The integral from 0 to 1 of x^2 is equivalent to the integral from 0 to 1 of the sum of the first n squares formula (x(2x+1)(x+1)/6) does anyone know if this is some special occurrence (it's only true for 0 to 1 as far as I can tell).
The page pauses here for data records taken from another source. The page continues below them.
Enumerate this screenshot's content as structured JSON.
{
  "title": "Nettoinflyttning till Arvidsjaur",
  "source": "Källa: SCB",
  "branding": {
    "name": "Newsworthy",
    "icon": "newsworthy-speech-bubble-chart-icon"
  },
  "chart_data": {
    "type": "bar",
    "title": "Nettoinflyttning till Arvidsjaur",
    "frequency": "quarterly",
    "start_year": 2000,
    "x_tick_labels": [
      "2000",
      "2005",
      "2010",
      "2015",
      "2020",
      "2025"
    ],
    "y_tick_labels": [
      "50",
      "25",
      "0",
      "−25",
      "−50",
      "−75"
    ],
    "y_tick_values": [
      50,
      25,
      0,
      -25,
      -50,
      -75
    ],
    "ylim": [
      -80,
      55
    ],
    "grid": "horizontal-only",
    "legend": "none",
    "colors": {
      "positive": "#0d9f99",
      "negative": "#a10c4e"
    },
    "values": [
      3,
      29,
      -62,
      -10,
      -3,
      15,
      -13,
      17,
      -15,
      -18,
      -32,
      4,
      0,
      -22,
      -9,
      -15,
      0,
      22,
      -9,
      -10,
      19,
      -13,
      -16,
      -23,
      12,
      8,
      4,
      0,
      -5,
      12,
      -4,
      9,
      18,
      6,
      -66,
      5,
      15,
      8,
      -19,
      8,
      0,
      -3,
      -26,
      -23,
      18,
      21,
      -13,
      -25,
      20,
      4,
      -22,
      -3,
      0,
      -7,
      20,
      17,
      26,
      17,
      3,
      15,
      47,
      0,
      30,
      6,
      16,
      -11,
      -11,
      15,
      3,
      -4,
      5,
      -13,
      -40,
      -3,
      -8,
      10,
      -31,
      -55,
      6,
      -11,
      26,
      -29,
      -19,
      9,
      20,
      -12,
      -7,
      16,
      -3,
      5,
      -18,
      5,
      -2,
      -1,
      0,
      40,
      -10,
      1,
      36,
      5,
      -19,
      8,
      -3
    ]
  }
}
The integral from 0 to 1 of x^2 is equivalent to the integral from 0 to 1 of the sum of the first n squares formula (x(2x+1)(x+1)/6) does anyone know if this is some special occurrence (it's only true for 0 to 1 as far as I can tell).
Hmm..
I guess this is only a coincidence.
$\displaystyle \int \frac{ x (x+1) (2x+1)}{6} ~dx = \frac{x^2}{12}+\frac{x^3}{6}+\frac{x^4}{12}$
$\displaystyle \int x^2 ~dx = \frac{x^3}{3}$
$\displaystyle \frac{1^2}{12}+\frac{1^3}{6}+\frac{1^4}{12}=\frac{ 1^3}{3} = \frac{1}{3}$
$\displaystyle \frac{0^2}{12}+\frac{0^3}{6}+\frac{0^4}{12}=\frac{ 0^3}{3} = 0$
I don't know, such things are likely to happen with numbers 0 and 1.